Title: The Psychiatric Examination of the Neurologic Patient
Description:
A well-conducted psychiatric evaluation is central to the care of neurologic patients with psychiatric disorders.
The evaluation is aimed at defining the psychiatric condition in the context of the patient’s past psychiatric history and current neurologic disease.
The information derived from the evaluation is used to develop a formulation, establish a diagnosis, and form a basis for treatment planning.
This chapter discusses the psychiatric evaluation of the neurologic patient in detail.
It includes examination techniques and questions as well as practical approaches to conducting an assessment of the patient’s cognitive state.
Along the way, common psychiatric symptoms encountered in neurologic patients are defined and differentiated from related symptoms.
The chapter concludes by illustrating how to generate a formulation and differential diagnosis.
The psychiatric evaluation consists of three parts: the history; the mental status examination (MSE); and the formulation, including the differential diagnosis.

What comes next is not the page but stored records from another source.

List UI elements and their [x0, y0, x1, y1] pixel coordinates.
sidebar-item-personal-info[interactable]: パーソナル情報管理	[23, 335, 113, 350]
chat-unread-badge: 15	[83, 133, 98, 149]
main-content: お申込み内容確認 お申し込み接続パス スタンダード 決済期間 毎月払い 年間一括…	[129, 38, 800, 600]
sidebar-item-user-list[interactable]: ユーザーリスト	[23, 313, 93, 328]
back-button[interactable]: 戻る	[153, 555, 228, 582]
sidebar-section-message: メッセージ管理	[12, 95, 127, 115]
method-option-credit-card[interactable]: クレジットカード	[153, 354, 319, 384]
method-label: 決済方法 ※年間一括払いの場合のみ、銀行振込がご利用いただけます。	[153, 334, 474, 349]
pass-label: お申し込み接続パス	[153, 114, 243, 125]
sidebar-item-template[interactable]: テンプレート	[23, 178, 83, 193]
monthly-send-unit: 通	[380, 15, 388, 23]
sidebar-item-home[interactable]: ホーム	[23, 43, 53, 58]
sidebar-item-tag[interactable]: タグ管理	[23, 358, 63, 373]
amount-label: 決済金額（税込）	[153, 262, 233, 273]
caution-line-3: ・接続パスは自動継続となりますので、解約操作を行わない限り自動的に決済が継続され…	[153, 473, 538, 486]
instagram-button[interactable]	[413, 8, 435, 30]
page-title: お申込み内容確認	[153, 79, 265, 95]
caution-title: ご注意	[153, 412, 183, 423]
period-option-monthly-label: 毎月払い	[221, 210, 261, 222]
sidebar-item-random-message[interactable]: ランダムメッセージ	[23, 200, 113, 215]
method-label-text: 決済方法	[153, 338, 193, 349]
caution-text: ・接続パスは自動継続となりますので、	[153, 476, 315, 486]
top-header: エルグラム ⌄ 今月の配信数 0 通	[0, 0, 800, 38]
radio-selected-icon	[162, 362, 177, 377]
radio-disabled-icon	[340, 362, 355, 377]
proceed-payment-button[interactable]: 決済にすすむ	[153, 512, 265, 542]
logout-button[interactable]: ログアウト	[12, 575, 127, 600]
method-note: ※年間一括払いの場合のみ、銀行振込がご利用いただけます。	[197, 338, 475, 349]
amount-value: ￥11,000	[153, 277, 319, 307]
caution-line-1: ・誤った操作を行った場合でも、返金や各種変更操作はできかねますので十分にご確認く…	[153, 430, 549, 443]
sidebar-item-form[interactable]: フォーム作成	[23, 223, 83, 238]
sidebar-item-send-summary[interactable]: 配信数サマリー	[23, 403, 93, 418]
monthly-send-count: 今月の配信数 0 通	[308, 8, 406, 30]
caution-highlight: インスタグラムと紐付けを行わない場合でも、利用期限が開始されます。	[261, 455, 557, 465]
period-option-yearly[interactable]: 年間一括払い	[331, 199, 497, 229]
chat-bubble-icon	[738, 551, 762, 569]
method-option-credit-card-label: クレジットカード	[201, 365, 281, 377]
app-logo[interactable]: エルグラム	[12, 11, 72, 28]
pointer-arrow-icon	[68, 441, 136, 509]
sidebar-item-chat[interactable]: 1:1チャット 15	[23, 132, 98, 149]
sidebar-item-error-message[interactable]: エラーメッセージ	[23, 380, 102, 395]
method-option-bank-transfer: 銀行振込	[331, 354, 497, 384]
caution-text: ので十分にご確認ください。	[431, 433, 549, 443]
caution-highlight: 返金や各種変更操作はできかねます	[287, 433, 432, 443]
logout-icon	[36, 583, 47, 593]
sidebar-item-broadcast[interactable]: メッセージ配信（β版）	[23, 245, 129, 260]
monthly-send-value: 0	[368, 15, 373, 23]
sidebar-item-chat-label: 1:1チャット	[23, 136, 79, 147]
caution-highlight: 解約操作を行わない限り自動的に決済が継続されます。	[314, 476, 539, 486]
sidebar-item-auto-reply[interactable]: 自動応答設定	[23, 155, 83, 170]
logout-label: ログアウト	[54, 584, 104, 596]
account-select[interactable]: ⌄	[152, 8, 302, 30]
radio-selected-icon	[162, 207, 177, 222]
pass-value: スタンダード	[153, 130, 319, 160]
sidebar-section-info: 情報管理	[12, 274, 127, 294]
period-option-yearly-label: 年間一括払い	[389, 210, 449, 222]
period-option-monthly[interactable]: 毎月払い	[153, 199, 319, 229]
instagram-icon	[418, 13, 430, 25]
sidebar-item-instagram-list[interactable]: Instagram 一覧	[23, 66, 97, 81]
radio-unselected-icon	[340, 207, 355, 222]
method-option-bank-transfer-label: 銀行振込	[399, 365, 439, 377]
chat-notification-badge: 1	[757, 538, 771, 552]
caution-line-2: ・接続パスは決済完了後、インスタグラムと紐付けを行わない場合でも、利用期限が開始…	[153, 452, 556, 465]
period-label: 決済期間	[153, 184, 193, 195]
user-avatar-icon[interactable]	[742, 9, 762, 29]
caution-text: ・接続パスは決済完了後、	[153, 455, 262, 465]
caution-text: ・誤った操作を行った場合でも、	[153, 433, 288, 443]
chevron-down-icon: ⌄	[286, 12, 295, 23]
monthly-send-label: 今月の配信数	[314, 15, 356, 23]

The history, which is essential to defining the problem, is taken from the patient and from one or more informants.
The importance of taking a history from an informant is underscored in the context of neurologic disease because patients may be forgetful, lack insight, or have language and other cognitive problems that may limit their ability to provide a good history.
History-taking begins with defining the psychiatric chief complaint and then obtaining the family and personal history.
Starting in this way, rather than with the chief complaint followed by the history of present illness (HPI), makes it easier to see that the psychiatric symptoms may have been caused by, or influenced by, factors other than the neurologic disease—factors that can include psychiatric disorders as such, aspects of patients’ personalities, and responses patients have to the circumstances of their lives.
Table 1–1 provides an outline of important elements of the psychiatric history for neurologic patients and can be used as a checklist in clinical practice.
Defining the psychiatric chief complaint is the physician’s first task.
‘‘Psychiatric chief complaint’’ in this context refers to the occurrence of cognitive, affective, behavioral, or perceptual phenomena that are brought to the physician’s attention by the patient, a family member or other informant, or by the physician’s own observation.